Content analysis consists of assigning text to categories so the text can be
compared. The key is to have categories that are valid since they must
measure what they purport to represent. If the performance indicator is
unambiguous, the classification can be straightforward. For example, in the
case of the legal affairs programme dealing with international trade law,
documents can be searched to see whether they referred to the work of
UNCITRAL.
Once you have determined the information to extract, you define categories.

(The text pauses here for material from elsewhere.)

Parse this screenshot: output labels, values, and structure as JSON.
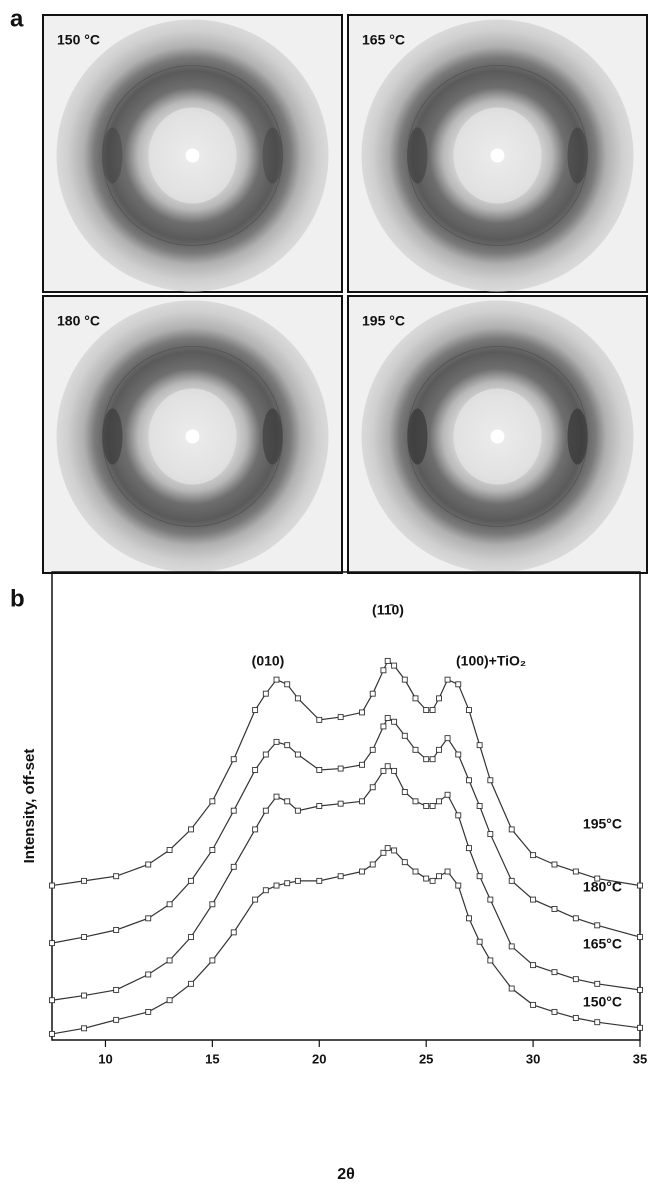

These are classifications given to the information that will allow it to be
compared. In the example, a simple scheme would have two categories:
document refers to work of UNCITRAL, document does not refer to work of
UNCITRAL. More complex categories could be developed, by specifying the
subject of the work of UNCITRAL to which reference is made. The categories
can be as complex as needed to be able to show whether and why performance
has taken place. Good categories meet the criterion that they are all
inclusive and each is mutually exclusive, meaning that each observation
could be placed in only one category. If an observation could be fit into
more than one category, the categories are inadequate.
Finally, before applying coding categories, they should be tested. Once the
proposed categories are defined, it is important to determine (test) whether
they are realistic in terms of the data. To do this, code a sample of
documents to see whether the categories actually “work” and they provide the
basis for the type of analysis needed. If it proves that there is ambiguity
in the categories (a given text could be assigned to more than one
category), or if it is clear that some categories will be empty, the
classification scheme can be adjusted.